La purificazione che richiedeva Solženicyn non è avvenuta, non a caso Memorial è stata «liquidata». Questa è la realtà, che dovrebbe essere più forte di ogni discussione.
Ma neppure questo basta ancora: ripristinare la realtà significa ritrovare il suo centro, cioè l’uomo, quell’uomo che in tante discussioni geopolitiche manca ancora nella sua integralità, ridotto ai suoi interessi del momento. E qui la storia della Russia autentica e dei paesi che oggi sono minacciati dalla Russia di Putin ha ancora qualcosa da dirci.
Ha da dirci qualcosa Solženicyn che, pur criticando duramente l’Occidente, non mancherebbe oggi di ricordarci l’errore commesso dall’Occidente quando non si oppose a Hitler sperando di addomesticarlo e
non capì che sacrificarsi prima avrebbe permesso di sacrificarsi molto meno dopo.

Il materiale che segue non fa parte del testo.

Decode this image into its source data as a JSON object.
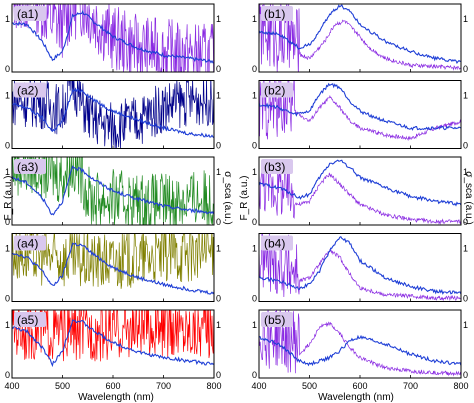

Ha da dirci qualcosa Havel che, pur ringraziando l’Occidente per quello che faceva in difesa dei dissidenti, ci ricordava che quello non bastava se nello stesso tempo non sapevamo rispondere allo slogan allora di moda: «meglio rossi che morti», perché, diceva che un popolo che non abbia delle ragioni per le quali rischiare anche di morire non avrà mai delle ragioni per cui vivere.
Ha da dirci qualcosa san Giovanni Paolo II se prendiamo sul serio l’ammonimento che segnò il suo pontificato e la resistenza che ridestò allora nella sua Polonia e in tutto l’impero sovietico: «non abbiate paura!».
Hanno qualcosa da dirci questi testimoni, purché sia chiara una cosa ancora: che non ci invitavano allora, come non ci invitano oggi, a rispondere con la stessa logica che combattevano e che oggi dovremmo saper superare.
Se si capisce perché si può non avere paura (esiste qualcuno che ci sostiene, c’è una forza nell’uomo che lo rende irriducibile a ogni potere, quali che siano le forze dell’uno o dell’altro) e si capisce perché bisogna rischiare anche la vita (perché siamo responsabili di un dono che non ci appartiene e che non possiamo deturpare), allora saremo anche in grado di affrontare e vincere quel sacrificio che è rinunciare ai propri punti di vista e di aprirci una strada nell’impossibile. E così la riaffermazione della realtà, della verità e della giustizia non saranno fatte in nome dell’odio e le trattative diventeranno una cosa seria (anche se si deve trattare con chi si pone fuori da ogni legge).